Currently when I read the rv light cone outputs with read_asdf I get no error messages but also can't seem to be able to check whether I am loading A/B or both (might be some options I haven't considered)

Lehman Garrison · Answer 1 · Sat Feb 05 2022 00:36:56 GMT+0800 (China Standard Time)

I had to remind myself, but the LightCone0_rv_Step*.asdf files are indeed all A+B, mentioned here: https://abacussummit.readthedocs.io/en/latest/data-products.html#light-cones

boryanah · Answer 2 · Sat Feb 05 2022 02:01:46 GMT+0800 (China Standard Time)

that makes sense -- I think that's the text I used in the light cone paper as well -- I just wonder if there is a way to make that more explicit to the user and even allow them to load only A or only B, though I realize the latter may not be possible?
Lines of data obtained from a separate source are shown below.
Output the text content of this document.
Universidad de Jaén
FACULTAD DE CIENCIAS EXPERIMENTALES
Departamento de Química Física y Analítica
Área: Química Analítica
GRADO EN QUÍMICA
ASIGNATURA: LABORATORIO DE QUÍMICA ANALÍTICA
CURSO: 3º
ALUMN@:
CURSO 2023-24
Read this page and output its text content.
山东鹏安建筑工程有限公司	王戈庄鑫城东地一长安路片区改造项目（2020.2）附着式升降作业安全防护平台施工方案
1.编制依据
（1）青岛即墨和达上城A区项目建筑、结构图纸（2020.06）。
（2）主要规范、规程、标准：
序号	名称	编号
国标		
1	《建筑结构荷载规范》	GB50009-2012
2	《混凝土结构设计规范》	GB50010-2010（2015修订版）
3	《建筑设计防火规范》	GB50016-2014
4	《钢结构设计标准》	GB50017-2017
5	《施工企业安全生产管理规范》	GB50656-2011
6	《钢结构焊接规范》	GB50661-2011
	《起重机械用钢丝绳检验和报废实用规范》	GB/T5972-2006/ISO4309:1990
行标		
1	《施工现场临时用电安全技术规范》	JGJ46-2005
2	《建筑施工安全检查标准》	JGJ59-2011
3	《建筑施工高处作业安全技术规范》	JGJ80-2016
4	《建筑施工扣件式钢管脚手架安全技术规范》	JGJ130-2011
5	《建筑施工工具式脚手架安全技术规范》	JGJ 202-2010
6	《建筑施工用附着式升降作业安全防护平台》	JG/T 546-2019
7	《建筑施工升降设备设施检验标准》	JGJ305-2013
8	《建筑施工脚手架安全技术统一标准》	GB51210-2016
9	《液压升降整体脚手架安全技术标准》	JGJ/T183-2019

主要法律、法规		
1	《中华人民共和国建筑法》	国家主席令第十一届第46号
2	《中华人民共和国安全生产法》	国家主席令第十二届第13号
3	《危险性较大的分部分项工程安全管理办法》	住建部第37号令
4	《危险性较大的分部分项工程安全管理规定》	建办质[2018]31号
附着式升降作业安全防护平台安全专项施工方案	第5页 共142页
Lehman Garrison · Answer 3 · Sat Feb 05 2022 02:17:24 GMT+0800 (China Standard Time)

Maybe something like:

if verbose and header['OutputType'] == 'LightCone':
    print(f'Loading "{fn.name}", which contains the A and B subsamples (10% total)')
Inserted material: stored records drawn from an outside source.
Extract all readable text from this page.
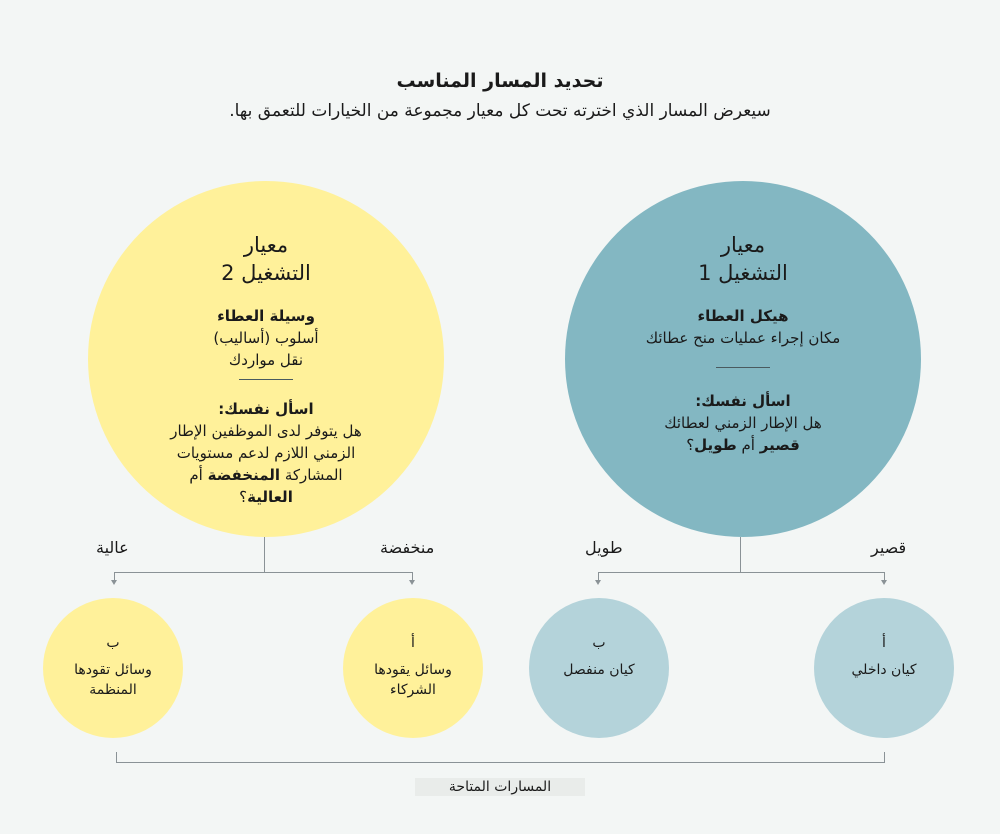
تحديد المسار المناسب
سيعرض المسار الذي اخترته تحت كل معيار مجموعة من الخيارات للتعمق بها.
معيار
التشغيل 1
هيكل العطاء
مكان إجراء عمليات منح عطائك
اسأل نفسك:
هل الإطار الزمني لعطائك
قصير أم طويل؟
معيار
التشغيل 2
وسيلة العطاء
أسلوب (أساليب)
نقل مواردك
اسأل نفسك:
هل يتوفر لدى الموظفين الإطار
الزمني اللازم لدعم مستويات
المشاركة المنخفضة أم
العالية؟
عالية	منخفضة	طويل	قصير
ب
وسائل تقودها
المنظمة
أ
وسائل يقودها
الشركاء
ب
كيان منفصل
أ
كيان داخلي
المسارات المتاحة
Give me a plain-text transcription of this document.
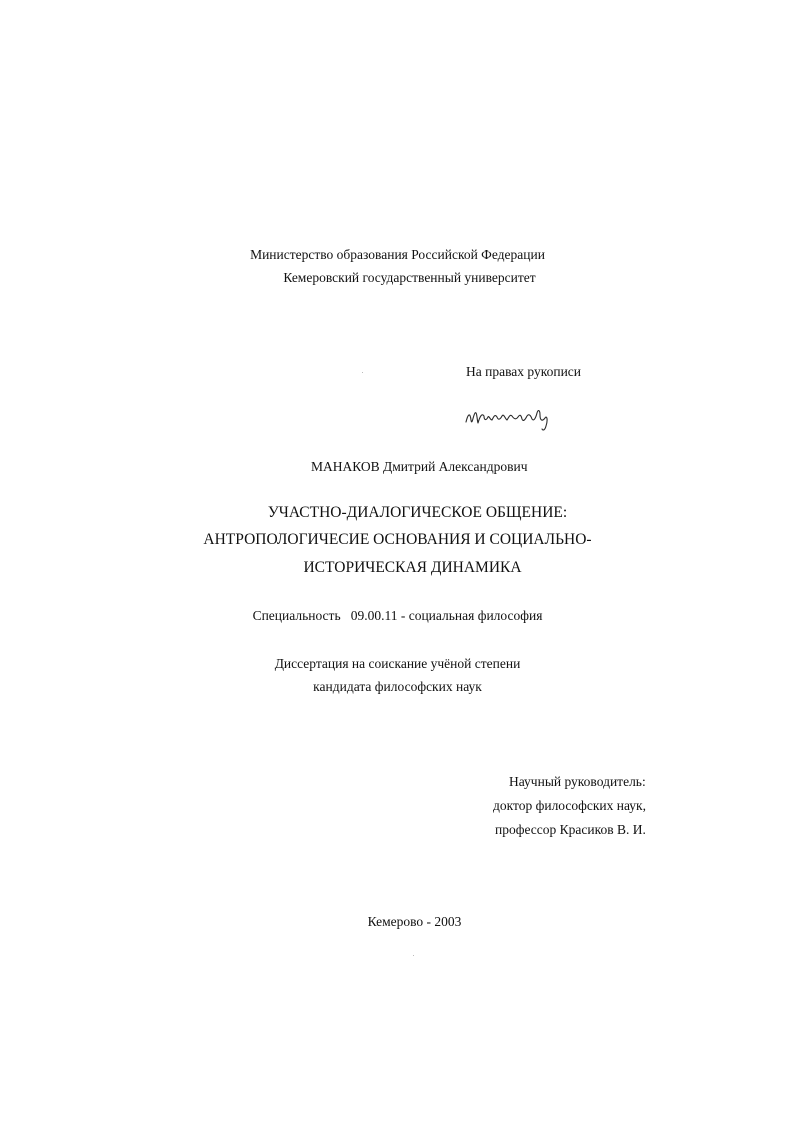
Министерство образования Российской Федерации
Кемеровский государственный университет
На правах рукописи
МАНАКОВ Дмитрий Александрович
УЧАСТНО-ДИАЛОГИЧЕСКОЕ ОБЩЕНИЕ:
АНТРОПОЛОГИЧЕСИЕ ОСНОВАНИЯ И СОЦИАЛЬНО-
ИСТОРИЧЕСКАЯ ДИНАМИКА
Специальность   09.00.11 - социальная философия
Диссертация на соискание учёной степени
кандидата философских наук
Научный руководитель:
доктор философских наук,
профессор Красиков В. И.
Кемерово - 2003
We could also populate a new header field like "SubsampleFraction = 0.1".

I don't think we can load A and B separately; I think they're mixed together in the files. It's probably possible to read the PID files and eliminate the B particles, which would save memory, but not IO time. We could open that as a TODO issue if you're finding that your light cone analyses are memory-constrained.
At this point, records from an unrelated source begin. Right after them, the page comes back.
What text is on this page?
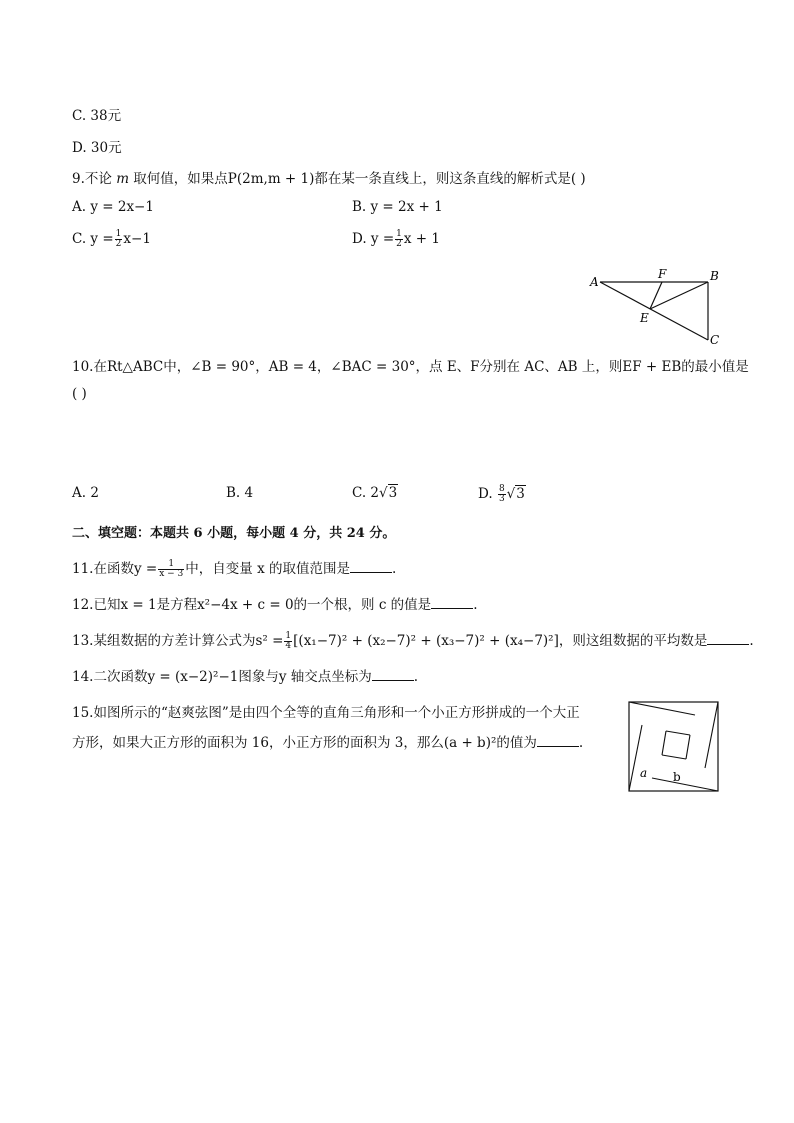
C. 38元
D. 30元
9.不论 m 取何值，如果点P(2m,m + 1)都在某一条直线上，则这条直线的解析式是( )
A. y = 2x−1	B. y = 2x + 1
C. $y = \frac{1}{2} x-1$	D. $y = \frac{1}{2}$ x + 1
A	B
C
E
F
10.在Rt△ABC中，∠B = 90°，AB = 4，∠BAC = 30°，点 E、F分别在 AC、AB 上，则EF + EB的最小值是
( )
A. 2	B. 4	C. 2√3	D. $\frac{8}{3} √3$
二、填空题：本题共 6 小题，每小题 4 分，共 24 分。
11.在函数$y = \frac{1}{x - 3}$ 中，自变量 x 的取值范围是	.
12.已知x = 1是方程x²−4x + c = 0的一个根，则 c 的值是	.
13.某组数据的方差计算公式为$s^2 = \frac{1}{4} [(x_1-7)^2 + (x_2-7)^2 + (x_3-7)^2 + (x_4-7)^2]$，则这组数据的平均数是	.
14.二次函数y = (x−2)²−1图象与y 轴交点坐标为	.
15.如图所示的“赵爽弦图”是由四个全等的直角三角形和一个小正方形拼成的一个大正
方形，如果大正方形的面积为 16，小正方形的面积为 3，那么(a + b)²的值为	.
a b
boryanah · Answer 4 · Sat Feb 05 2022 03:02:40 GMT+0800 (China Standard Time)

I see -- I think a message like that is helpful!

BTW, in the documentation, we should change the origin of the observer to -990, -990, -990 rather than -950, -950, -950

Lehman Garrison · Answer 5 · Sat Feb 05 2022 03:09:59 GMT+0800 (China Standard Time)

Great! Please go ahead and fix that in the documentation, and if you'd like to PR the message to the user, that would be great.

A more robust solution would also check header['SimSet'] == 'AbacusSummit' and use ParticleSubsampleA + ParticleSubsampleB instead of 10%.

boryanah · Answer 6 · Wed Feb 09 2022 17:00:35 GMT+0800 (China Standard Time)

Created new PR with the SubsampleFraction fix. My preference would be to always output that message regardless of verbosity (which since it's passed in kwargs might not be too obvious to the end user). Let me know what you think!

Also, I fixed the documentation in the readthedocs for the origin location

boryanah · Answer 7 · Wed Feb 09 2022 17:01:43 GMT+0800 (China Standard Time)

Also as an end user it's not obvious to me that the way to read the header dictionary it to do table.meta of the output from read_abacus()

Lehman Garrison · Answer 8 · Thu Feb 10 2022 05:33:44 GMT+0800 (China Standard Time)

If you want to "unhide" the verbose kwarg by making it a proper parameter that's fine with me! We can even set the default to True if you like. I think we ought to keep a way to toggle it off, though; we don't want it cluttering script output if people are running this as part of a pipeline where they might call this function many times.

And I agree, table.meta is not immediately obvious. It is a standard Astropy Table feature (i.e. we aren't inventing this name), but we could definitely document it better.